L’individu n’est rien ; il doit être trop heureux d’être sacrifié à la société et de jouer le rôle du guillotiné par persuasion.

Une pièce récente intitulée la Maison des Juges[1] décrit la mentalité juridique représentée en quatre générations de magistrats. Dans cette pièce, l’ancêtre, le vieux juge Petrus représente la raison d’État et le dogme de l’infaillibilité juridique. Bien que cette thèse soit mise à dessein par l’auteur dans la bouche d’un centenaire, elle n’est pas tout à fait abandonnée, même aujourd’hui. Si on ne condamne plus à mort, si on n’exécute plus pour la raison d’État, il reste que pour la raison d’État on serait parfois tenté de cacher la vérité, lorsque, socialement, la vérité n’est pas bonne à faire connaître. Le conflit de l’intérêt social, que ce soit l’intérêt de l’État ou l’intérêt de certains groupes influents dans l’État, et le droit individuel n’est pas près de cesser.

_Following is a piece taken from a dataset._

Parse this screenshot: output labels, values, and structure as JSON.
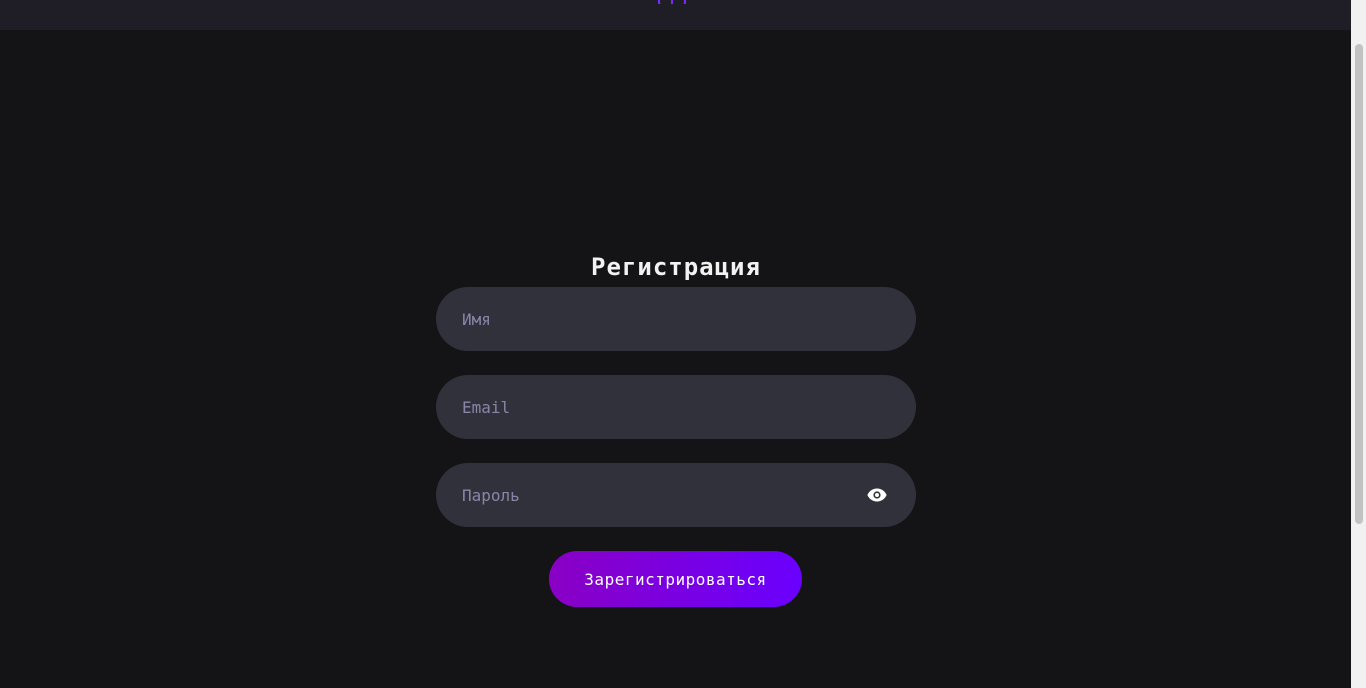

Au fond, encore aujourd’hui, quelle est la fin du droit et de la justice ?

La fin de la justice n’est pas de donner satisfaction au sentiment de justice des individus (on a vingt-quatre heures pour maudire ses juges). Le juge se propose avant tout de régler un différend, de solutionner tant bien que mal un conflit.

Peu importe au fond que l’une des deux parties ou

  1. De M. G. Leroux.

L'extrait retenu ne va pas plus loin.